Long Term Care Hospital Quality Reporting Program (LTCH QRP)
For the LTCH QRP, CMS is proposing to:

  • Adopt the COVID-19 Vaccination Coverage among Healthcare Personnel (HCP) measure;
  • Update the denominator for the Transfer of Health (TOH) Information to the Patient-Post Acute Care (PAC) quality measure;
  • Publicly report quality measures with fewer than standard numbers of quarters due to COVID-19 PHE exemptions;
  • Publicly report compliance with Spontaneous Breathing Trial (SBT) by the second day of a LTCH stay, beginning with the March 2022 Care Compare refresh (or as soon as technically feasible);
  • Publicly report the Ventilator Liberation Rate for the PAC LTCH QRP measure, beginning with the March 2022 Care Compare refresh (or as soon as technically feasible);
  • Implement Fast Healthcare Interoperability Resources (FHIR) in support of Digital Quality Measurement in Quality Programs – Request for Information (RFI); and
  • Implement Closing the Health Equity Gap in Post-Acute Care Quality Reporting Programs – Request for Information (RFI).

Interim Final Rule with Comment (IFC)
Along with the IPPS/LTCH PPS proposed rule, CMS is issuing an IFC to amend current regulations at § 412.230 to allow hospitals with a rural redesignation to reclassify through the Medicare Geographic Classification Review Board, using the rural reclassified area as the geographic area in which the hospital is located. “These regulatory changes align our policy with the decision in Bates County Memorial Hospital v. Azar, 464 F. Supp. 3d (D.D.C. 2020),” CMS said.
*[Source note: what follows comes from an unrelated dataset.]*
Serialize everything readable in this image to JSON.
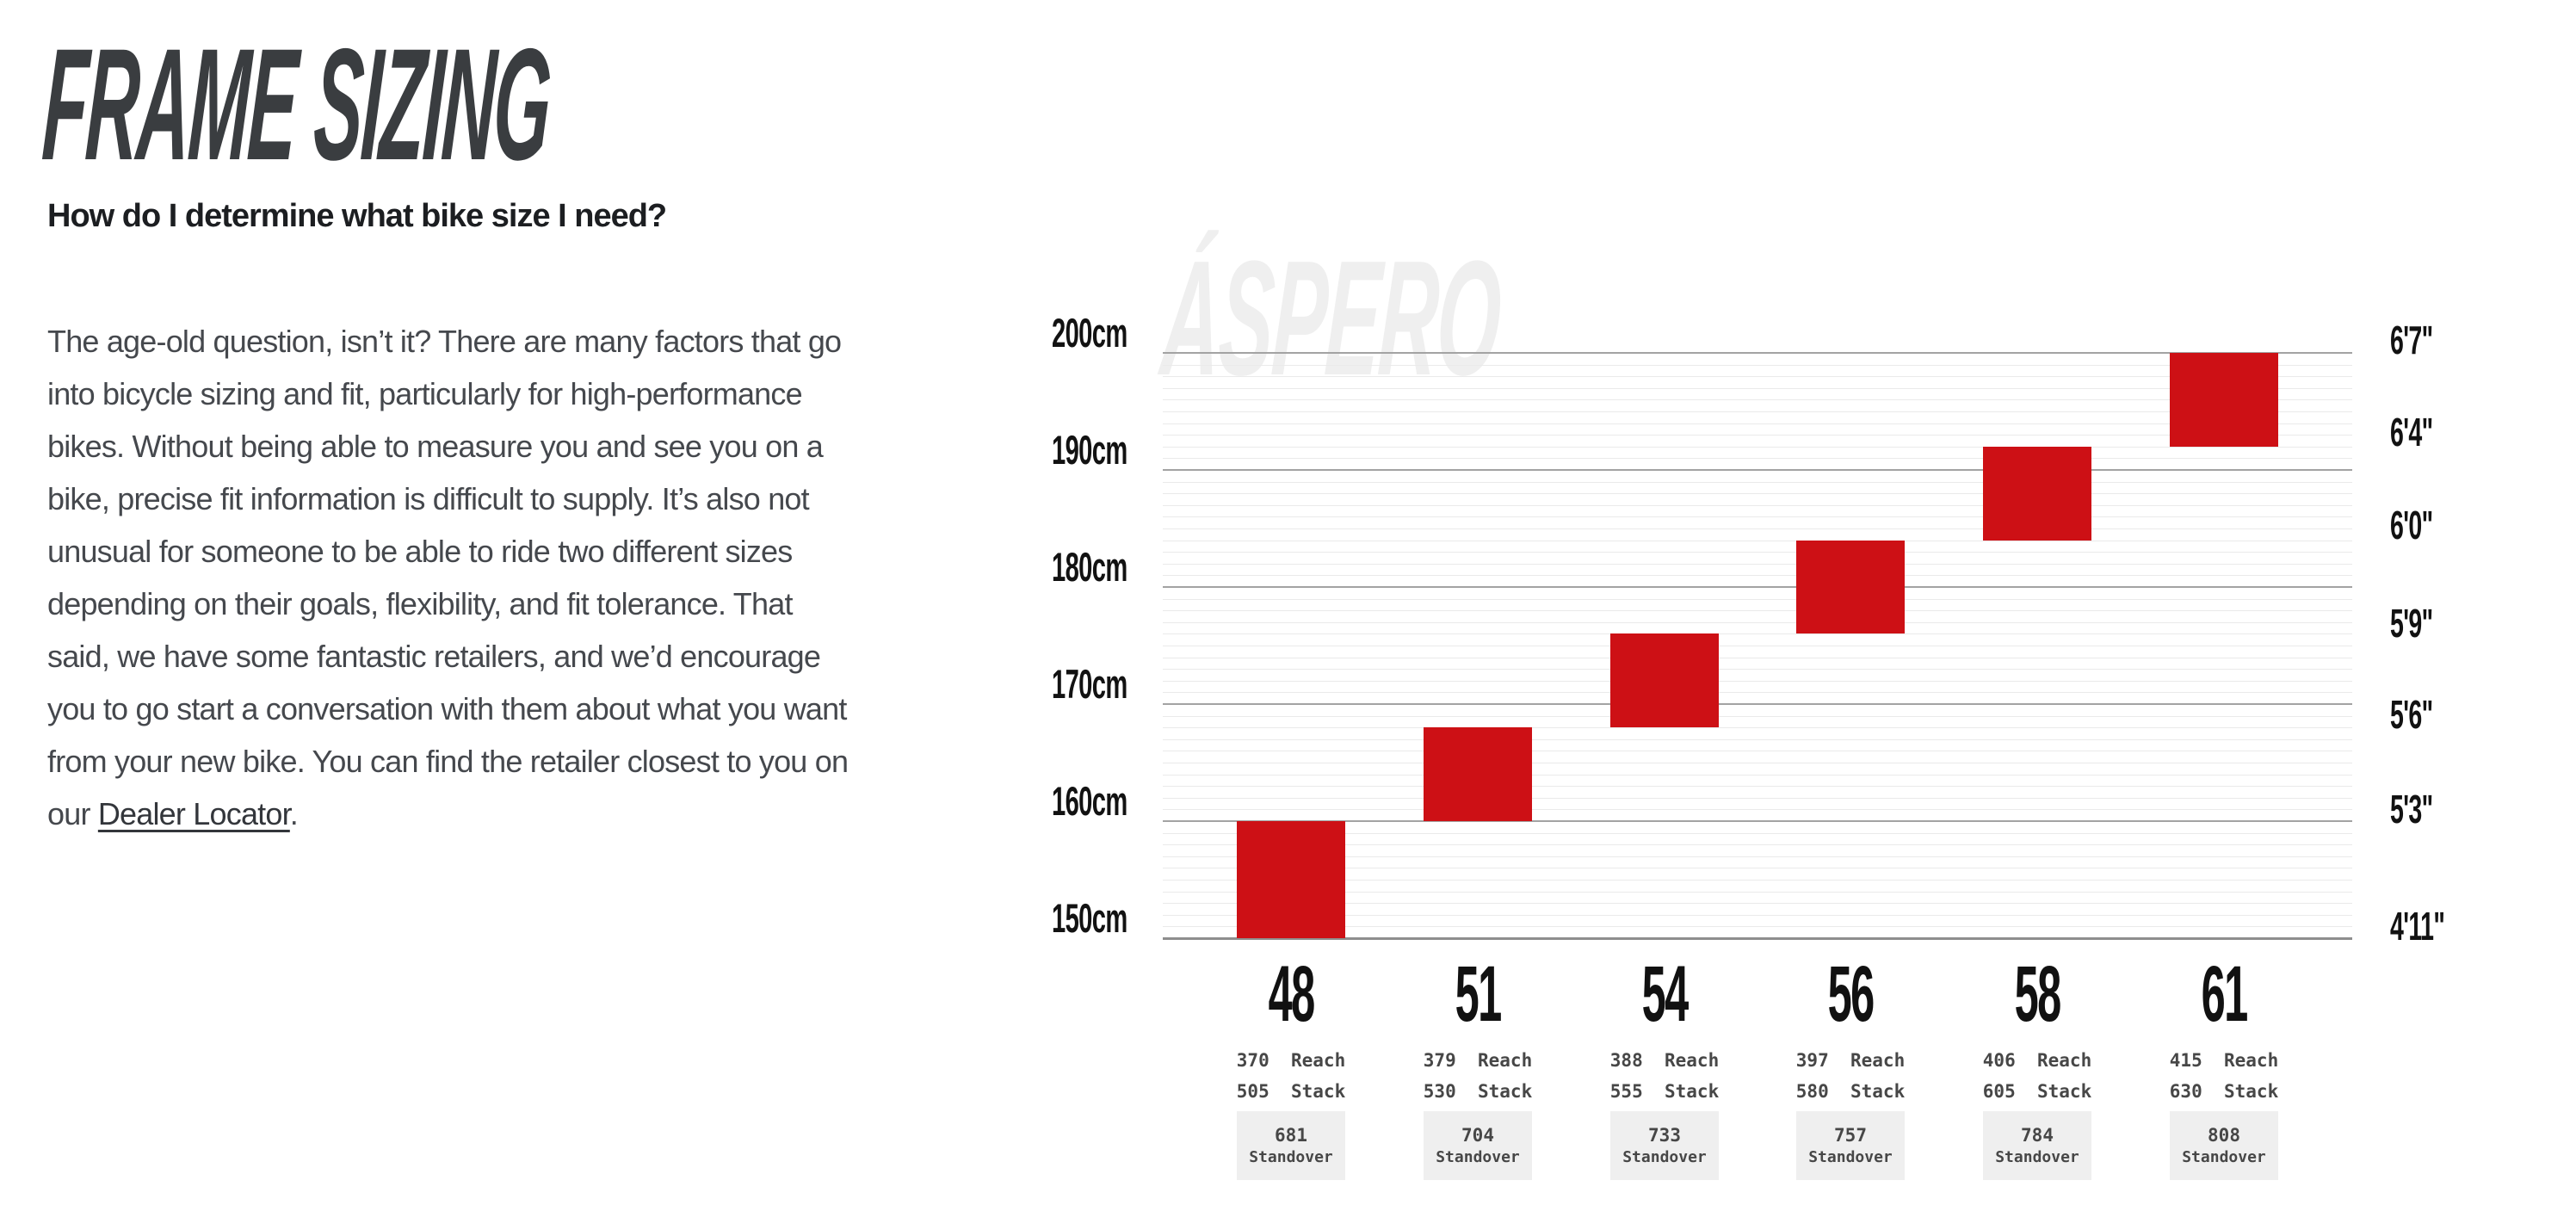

Clarification of Extraordinary Circumstances Exceptions (ECE) Policy due to PHE
CMS is also clarifying in the rule, with respect to the HRRP and HAC Reduction Program, that an approved Extraordinary Circumstances Exceptions (ECE) would not “except” a facility from the quality program, but instead that the facility would be “excepted” from reporting data for the approved data-reporting period.